Time for inequality in the city to fall too
Critics of #TakeEmDown901 charged the movement was obsessed with a couple of monuments at the expense of more pressing issues. But those who came to the rallies understood that though the monuments weren’t merely symbolic — they were a real, material impediment to black people being able to enjoy equal use of public parks — they were indeed emblematic of a larger problem, one that wouldn’t just go away once we took ’em down.
And so #TakeEmDown901 activists called for more public bus routes — “Why is it you can’t take a bus to FedEx?” They called for a $15 minimum wage. They called on the city to contract with more black businesses and urged folks to buy black and buy Latinx. They called on the county sheriff’s office to stop cooperating with ICE. They called, in short, for a city where all boys and girls could run free.
I confess there were times I thought #TakeEmDown901 was being unnecessarily antagonistic towards the mayor and the city council; I wondered if they were being overly pessimistic about whether a deal could be made with the Tennessee Historical Commission; I feared they were making enemies when they ought to cultivate allies. Last night’s events confirmed what I suspected all along — that I was wrong.
Memphis’s white-supremacist monuments would still be standing if it weren’t for Tami Sawyer and her movement annoying the hell out of the City of Memphis. Yes, Mayor Jim Strickland and the city council did the right thing. But only when #TakeEmDown901 gave them no choice.
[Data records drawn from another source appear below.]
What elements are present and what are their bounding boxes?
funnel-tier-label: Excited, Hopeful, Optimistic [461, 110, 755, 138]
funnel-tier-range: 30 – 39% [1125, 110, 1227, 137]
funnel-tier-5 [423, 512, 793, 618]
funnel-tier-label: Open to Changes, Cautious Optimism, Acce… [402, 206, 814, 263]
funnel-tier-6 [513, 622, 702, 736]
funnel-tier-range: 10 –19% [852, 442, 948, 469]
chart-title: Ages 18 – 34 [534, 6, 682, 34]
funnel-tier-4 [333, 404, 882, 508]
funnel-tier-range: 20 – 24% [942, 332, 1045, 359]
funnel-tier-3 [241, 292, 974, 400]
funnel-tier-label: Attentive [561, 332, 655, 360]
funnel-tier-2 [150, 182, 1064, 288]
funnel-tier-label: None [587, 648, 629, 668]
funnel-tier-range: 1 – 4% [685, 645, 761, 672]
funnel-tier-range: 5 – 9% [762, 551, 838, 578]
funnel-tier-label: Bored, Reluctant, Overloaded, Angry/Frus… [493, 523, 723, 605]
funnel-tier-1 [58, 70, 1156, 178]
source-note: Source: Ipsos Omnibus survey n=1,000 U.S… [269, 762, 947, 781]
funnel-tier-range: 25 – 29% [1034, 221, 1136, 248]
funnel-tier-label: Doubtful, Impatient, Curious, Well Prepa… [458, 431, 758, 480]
The city saw the righteous fury unleashed in August, when hundreds of Memphians — college kids and aging hippies, black and white and Latinx, Free Palestiners and Fight for Fifteeners, Democratic Socialists and collared clergy — all gathered at Health Sciences Park under a pitiless sun. (The next day Tami Sawyer remarked that her sunburnt cheeks and neck memorialized her own “Confederate heritage.”) This was the future of Memphis — angry Trump was president, angry Heather Heyer was dead, angry there were still racist-ass monuments in this beautiful chocolate-mocha city. But sure: arrest a few of them for trying to pull a tarp over the old man. See what good it does.
About a month before the Nathan Bedford Forrest monument was unveiled, a Confederate veteran complained about the sculptor’s decision to have Forrest face south. The sculptor thought this would make for the best lighting, but the old Confederate wasn’t so sure. It seemed ominous for Forrest to face south rather than north.
It looked like Forrest was retreating.